Hello everyone,
I'm currently analyzing whole genome BAM files using both Qualimap and samtools depth, and I’ve noticed differences in the reported coverage values that I’d like to understand better.
In particular, I’m comparing the output from the file coverage_across_reference.txt generated by Qualimap with coverage values computed by my own script, which processes the output from samtools depth -a.
Here's what I’m doing:
I use samtools depth -a to extract per-base coverage for all genomic positions.
Then I divide the genome into windows of 3,000,000 bp.
For each window, I calculate either the mean or median coverage from the depth values in that region.
However, the average coverage values I obtain are often lower than those reported by Qualimap — even in windows that appear to have high coverage in IGV or Qualimap plots.
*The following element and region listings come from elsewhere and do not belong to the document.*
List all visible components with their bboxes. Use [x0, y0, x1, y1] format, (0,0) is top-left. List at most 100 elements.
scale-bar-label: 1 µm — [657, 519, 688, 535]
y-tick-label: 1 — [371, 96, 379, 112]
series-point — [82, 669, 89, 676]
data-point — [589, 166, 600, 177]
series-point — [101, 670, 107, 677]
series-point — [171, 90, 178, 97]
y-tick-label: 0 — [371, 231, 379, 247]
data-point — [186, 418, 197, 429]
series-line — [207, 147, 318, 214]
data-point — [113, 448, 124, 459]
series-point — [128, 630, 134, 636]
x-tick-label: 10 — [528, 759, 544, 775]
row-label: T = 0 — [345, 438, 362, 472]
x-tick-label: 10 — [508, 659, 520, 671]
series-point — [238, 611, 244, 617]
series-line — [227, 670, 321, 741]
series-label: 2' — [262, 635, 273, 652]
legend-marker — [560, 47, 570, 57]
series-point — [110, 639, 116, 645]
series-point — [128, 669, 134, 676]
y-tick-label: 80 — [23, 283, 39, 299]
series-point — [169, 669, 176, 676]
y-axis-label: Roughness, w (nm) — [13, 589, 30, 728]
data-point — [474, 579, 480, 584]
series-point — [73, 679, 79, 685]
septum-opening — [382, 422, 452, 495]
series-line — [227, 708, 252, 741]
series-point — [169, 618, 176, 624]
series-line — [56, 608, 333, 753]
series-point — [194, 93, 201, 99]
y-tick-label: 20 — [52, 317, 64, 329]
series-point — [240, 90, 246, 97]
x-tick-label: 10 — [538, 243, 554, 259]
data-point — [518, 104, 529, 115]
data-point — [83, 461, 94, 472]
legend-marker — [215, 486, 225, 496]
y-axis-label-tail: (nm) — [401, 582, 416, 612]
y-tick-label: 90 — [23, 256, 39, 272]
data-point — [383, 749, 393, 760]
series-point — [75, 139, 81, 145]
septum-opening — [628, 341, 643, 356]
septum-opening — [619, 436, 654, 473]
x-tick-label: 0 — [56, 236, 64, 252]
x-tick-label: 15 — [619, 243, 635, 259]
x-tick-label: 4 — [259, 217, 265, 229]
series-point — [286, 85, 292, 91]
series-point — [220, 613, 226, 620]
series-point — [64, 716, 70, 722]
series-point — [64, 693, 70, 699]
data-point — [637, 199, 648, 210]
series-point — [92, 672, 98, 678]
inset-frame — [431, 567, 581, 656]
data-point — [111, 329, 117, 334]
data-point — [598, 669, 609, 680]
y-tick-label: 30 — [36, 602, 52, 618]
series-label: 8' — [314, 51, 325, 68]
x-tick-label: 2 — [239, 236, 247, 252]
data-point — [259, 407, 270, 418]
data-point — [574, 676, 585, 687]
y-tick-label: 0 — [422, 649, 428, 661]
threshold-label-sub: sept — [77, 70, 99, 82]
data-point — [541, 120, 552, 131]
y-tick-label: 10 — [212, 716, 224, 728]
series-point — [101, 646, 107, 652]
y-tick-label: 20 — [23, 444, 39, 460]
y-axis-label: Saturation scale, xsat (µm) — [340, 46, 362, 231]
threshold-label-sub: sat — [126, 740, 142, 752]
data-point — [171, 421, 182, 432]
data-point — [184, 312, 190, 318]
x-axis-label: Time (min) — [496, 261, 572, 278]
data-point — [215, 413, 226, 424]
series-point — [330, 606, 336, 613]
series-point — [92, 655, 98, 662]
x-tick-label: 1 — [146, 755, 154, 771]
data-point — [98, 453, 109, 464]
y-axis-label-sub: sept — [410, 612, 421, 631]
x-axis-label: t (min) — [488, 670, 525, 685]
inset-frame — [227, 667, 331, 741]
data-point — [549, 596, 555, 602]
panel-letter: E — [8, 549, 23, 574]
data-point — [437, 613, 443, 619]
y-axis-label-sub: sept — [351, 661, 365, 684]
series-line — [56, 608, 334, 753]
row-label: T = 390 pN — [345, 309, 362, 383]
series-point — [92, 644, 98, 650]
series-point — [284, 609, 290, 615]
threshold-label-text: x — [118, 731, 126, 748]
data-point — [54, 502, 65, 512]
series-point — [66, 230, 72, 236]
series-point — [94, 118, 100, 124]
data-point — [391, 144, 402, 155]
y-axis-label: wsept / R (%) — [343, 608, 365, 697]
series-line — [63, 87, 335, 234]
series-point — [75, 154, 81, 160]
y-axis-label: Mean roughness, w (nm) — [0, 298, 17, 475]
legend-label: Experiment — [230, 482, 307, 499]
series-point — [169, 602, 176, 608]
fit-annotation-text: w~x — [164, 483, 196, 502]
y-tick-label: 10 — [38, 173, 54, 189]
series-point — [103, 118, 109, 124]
I suspect the reason is that Qualimap computes coverage based on the total number of mapped bases per window, whereas samtools depth averages per-position coverage (which includes a lot of 0s). I’d like to confirm:
Does coverage_across_reference.txt contain mean coverage calculated as total mapped bases divided by the effective window length?
Does Qualimap include all mapped reads regardless of whether multiple reads pile up at the same positions?
Would this explain why peaks seen in Qualimap are "diluted" in the samtools-based script?
Thank you very much in advance for clarifying this! I'm aiming to reproduce Qualimap’s behavior more closely and would greatly appreciate any insight into the internal logic behind this output.